By Jon Isaacson
What happens when local facility managers want to meet with local peers, network within the industry, and grow their collective resources but are in a market that’s underserved by national organizations? What do facility professionals do when they can’t find an organized means to make local connections that will benefit them in their responsibilities?
Here are some options:
- Travel monthly to larger cities where national organizations are active. The FM may make some local connections with other professionals who have taken the same interest and investment, but the likelihood that they find local peers or even local vendors is low.
- A facility professional who has expendable resources or the support of their organization may be able to make the more costly investment to travel for annual regional/national conventions. The FM will have exposure to a broad range of resources and organized activities, but the likelihood for localized connections is decreased the greater the distance from their center of operations.
- Local professionals who wear multiple hats in their organizations (which may not be limited to facilities maintenance) can just do the best they can on their own.
While national organizations have national resources to draw from, are well organized, and provide educational/certification options, as much larger engines they typically address facility issues from the macro perspective.
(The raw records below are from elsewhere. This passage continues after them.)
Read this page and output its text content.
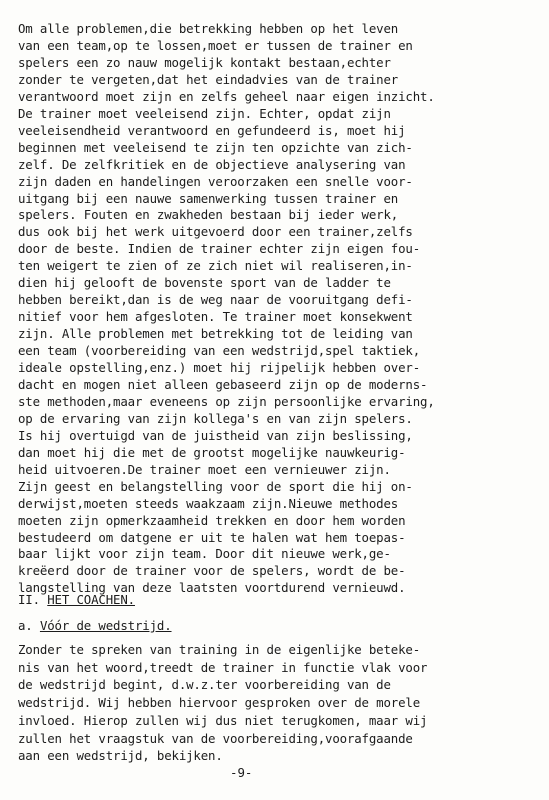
Om alle problemen,die betrekking hebben op het leven
van een team,op te lossen,moet er tussen de trainer en
spelers een zo nauw mogelijk kontakt bestaan,echter
zonder te vergeten,dat het eindadvies van de trainer
verantwoord moet zijn en zelfs geheel naar eigen inzicht.
De trainer moet veeleisend zijn. Echter, opdat zijn
veeleisendheid verantwoord en gefundeerd is, moet hij
beginnen met veeleisend te zijn ten opzichte van zich-
zelf. De zelfkritiek en de objectieve analysering van
zijn daden en handelingen veroorzaken een snelle voor-
uitgang bij een nauwe samenwerking tussen trainer en
spelers. Fouten en zwakheden bestaan bij ieder werk,
dus ook bij het werk uitgevoerd door een trainer,zelfs
door de beste. Indien de trainer echter zijn eigen fou-
ten weigert te zien of ze zich niet wil realiseren,in-
dien hij gelooft de bovenste sport van de ladder te
hebben bereikt,dan is de weg naar de vooruitgang defi-
nitief voor hem afgesloten. Te trainer moet konsekwent
zijn. Alle problemen met betrekking tot de leiding van
een team (voorbereiding van een wedstrijd,spel taktiek,
ideale opstelling,enz.) moet hij rijpelijk hebben over-
dacht en mogen niet alleen gebaseerd zijn op de moderns-
ste methoden,maar eveneens op zijn persoonlijke ervaring,
op de ervaring van zijn kollega's en van zijn spelers.
Is hij overtuigd van de juistheid van zijn beslissing,
dan moet hij die met de grootst mogelijke nauwkeurig-
heid uitvoeren.De trainer moet een vernieuwer zijn.
Zijn geest en belangstelling voor de sport die hij on-
derwijst,moeten steeds waakzaam zijn.Nieuwe methodes
moeten zijn opmerkzaamheid trekken en door hem worden
bestudeerd om datgene er uit te halen wat hem toepas-
baar lijkt voor zijn team. Door dit nieuwe werk,ge-
kreëerd door de trainer voor de spelers, wordt de be-
langstelling van deze laatsten voortdurend vernieuwd.
II. HET COACHEN.
a. Vóór de wedstrijd.
Zonder te spreken van training in de eigenlijke beteke-
nis van het woord,treedt de trainer in functie vlak voor
de wedstrijd begint, d.w.z.ter voorbereiding van de
wedstrijd. Wij hebben hiervoor gesproken over de morele
invloed. Hierop zullen wij dus niet terugkomen, maar wij
zullen het vraagstuk van de voorbereiding,voorafgaande
aan een wedstrijd, bekijken.
-9-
Even in larger cities there exists a need for local facility managers to be able to connect with each other to address specific needs within their market sector and share localized resources.
In Eugene, OR a group of local facility managers decided to take matters into their own hands and formed a group that met their unique needs. After several iterations with professional organizations and members either traveling to Portland (larger market) for monthly meetings or quarterly spin off meetings in their region (smaller market), a core group of facility professionals began discussing creating their own networking group. The resulting Local Facilities Managers Connection (LFMC) has been serving local facility management, maintenance, and risk professionals for over a year.
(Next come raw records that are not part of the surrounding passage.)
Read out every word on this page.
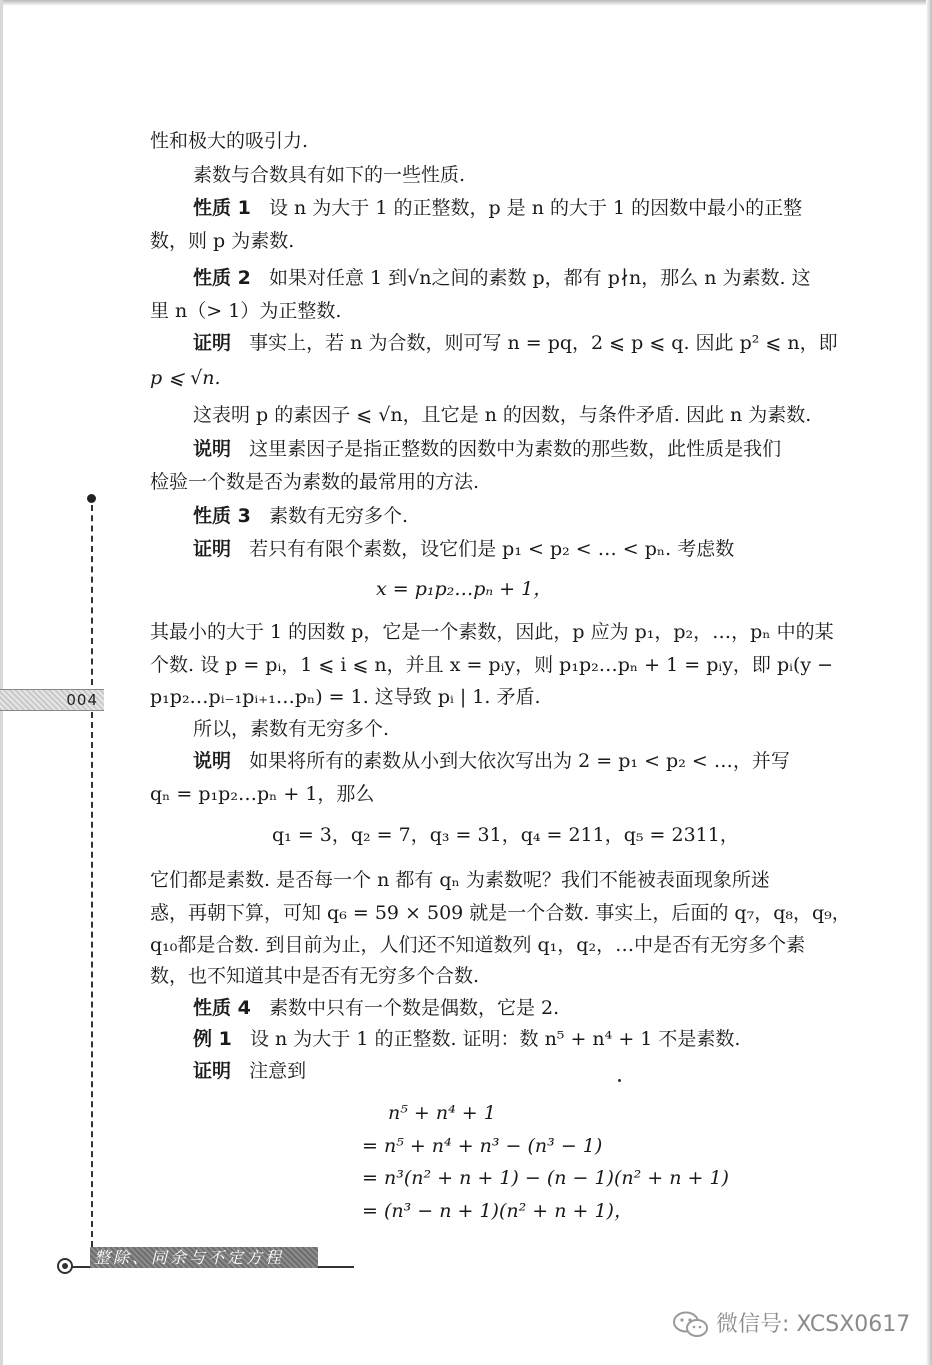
004
性和极大的吸引力.
素数与合数具有如下的一些性质.
性质 1 设 n 为大于 1 的正整数，p 是 n 的大于 1 的因数中最小的正整
数，则 p 为素数.
性质 2 如果对任意 1 到√n之间的素数 p，都有 p∤n，那么 n 为素数. 这
里 n（> 1）为正整数.
证明 事实上，若 n 为合数，则可写 n = pq，2 ⩽ p ⩽ q. 因此 p² ⩽ n，即
p ⩽ √n.
这表明 p 的素因子 ⩽ √n，且它是 n 的因数，与条件矛盾. 因此 n 为素数.
说明 这里素因子是指正整数的因数中为素数的那些数，此性质是我们
检验一个数是否为素数的最常用的方法.
性质 3 素数有无穷多个.
证明 若只有有限个素数，设它们是 p₁ < p₂ < … < pₙ. 考虑数
x = p₁p₂…pₙ + 1，
其最小的大于 1 的因数 p，它是一个素数，因此，p 应为 p₁，p₂，…，pₙ 中的某
个数. 设 p = pᵢ，1 ⩽ i ⩽ n，并且 x = pᵢy，则 p₁p₂…pₙ + 1 = pᵢy，即 pᵢ(y −
p₁p₂…pᵢ₋₁pᵢ₊₁…pₙ) = 1. 这导致 pᵢ | 1. 矛盾.
所以，素数有无穷多个.
说明 如果将所有的素数从小到大依次写出为 2 = p₁ < p₂ < …，并写
qₙ = p₁p₂…pₙ + 1，那么
q₁ = 3，q₂ = 7，q₃ = 31，q₄ = 211，q₅ = 2311，
它们都是素数. 是否每一个 n 都有 qₙ 为素数呢？我们不能被表面现象所迷
惑，再朝下算，可知 q₆ = 59 × 509 就是一个合数. 事实上，后面的 q₇，q₈，q₉，
q₁₀都是合数. 到目前为止，人们还不知道数列 q₁，q₂，…中是否有无穷多个素
数，也不知道其中是否有无穷多个合数.
性质 4 素数中只有一个数是偶数，它是 2.
例 1 设 n 为大于 1 的正整数. 证明：数 n⁵ + n⁴ + 1 不是素数.
证明 注意到
n⁵ + n⁴ + 1
= n⁵ + n⁴ + n³ − (n³ − 1)
= n³(n² + n + 1) − (n − 1)(n² + n + 1)
= (n³ − n + 1)(n² + n + 1)，
整除、同余与不定方程
微信号: XCSX0617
Obstacle One: Meeting Space
As any networking group understands, location is important but it can also be a significant cost burden. Many locations require a minimum payment to meet, and for a start-up group in the infancy of its organizational structure this can be prohibitive. LFMC decided that rather than paying for a conference space, the group would host meetings in alternating member locations throughout the area. In addition to cost reduction, self-hosting generates a freshness to the meetings by exposure to new locations each month. Self-hosting allows members to show off their facilities; displaying a new project or a tour of the facilities helps create context when discussing challenges with others in the group.
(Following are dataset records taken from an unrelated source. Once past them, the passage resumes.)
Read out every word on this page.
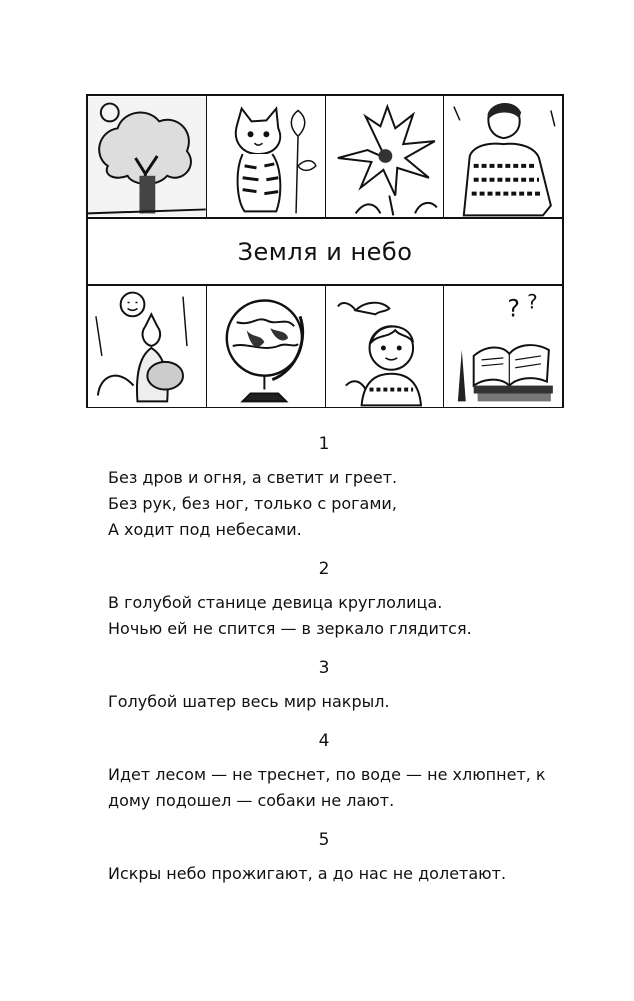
Земля и небо
? ?
1
Без дров и огня, а светит и греет.
Без рук, без ног, только с рогами,
А ходит под небесами.
2
В голубой станице девица круглолица.
Ночью ей не спится — в зеркало глядится.
3
Голубой шатер весь мир накрыл.
4
Идет лесом — не треснет, по воде — не хлюпнет, к
дому подошел — собаки не лают.
5
Искры небо прожигают, а до нас не долетают.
Obstacle Two: Meeting Structure
The most common structure for professional organizations attempting to create value is to bring in a speaker to lecture on a topic and inform the membership. While this educational structure has value, the purpose of LFMC was to connect local peers so that they could expand knowledge, network, and access local resources. The value of the group was found in being able to share experiences. Rather than hosting a lecture from a presenter, the bulk of LFMC monthly meetings are centered around a specific topic relevant to facility management and the local environment. By focusing on a topic, members are able to share their experiences, stories, and resources related to addressing that topic. As the group has grown, guest speakers and presenters have been integrated into the meetings, but the emphasis remains on interaction between peers.
Obstacle Three: Cost
When organizations have a limited budget, annual dues and fees per meeting can be prohibitive for some facility and maintenance professionals. By self-hosting, self-presenting, and meeting in the mornings, LFMC has significantly reduced costs typically associated with professional networking groups. Because cost and revenue are important structural components of most professional organizations, the introduction of vendors and sponsors becomes a resource for lowering the burden on members. When revenue is a factor in the decision making process, the sponsor selection becomes quite broad and many professional networks become flooded with vendors, often disproportionately to practitioners within the industry served. LFMC has made it a core value to review vendors on a case-by-case basis and emphasize value for the group over revenue. The first significant expenditure for LFMC has been creating and hosting a website, which is the first venture that the group has opened to vendor sponsorship at a formalized level.
LFMC is entering its sophomore year of serving local facility management, maintenance, and risk professionals primarily in the combined Eugene, Springfield and Lane County areas of the Willamette Valley in Oregon. The group has created a strong core of peers that are expanding knowledge, networking opportunities, and access to local resources.
Jon Isaacson, LFMC Director, is a Project Manager working in property restoration with 14 years of experience assisting facilities professionals recover following disasters large and small.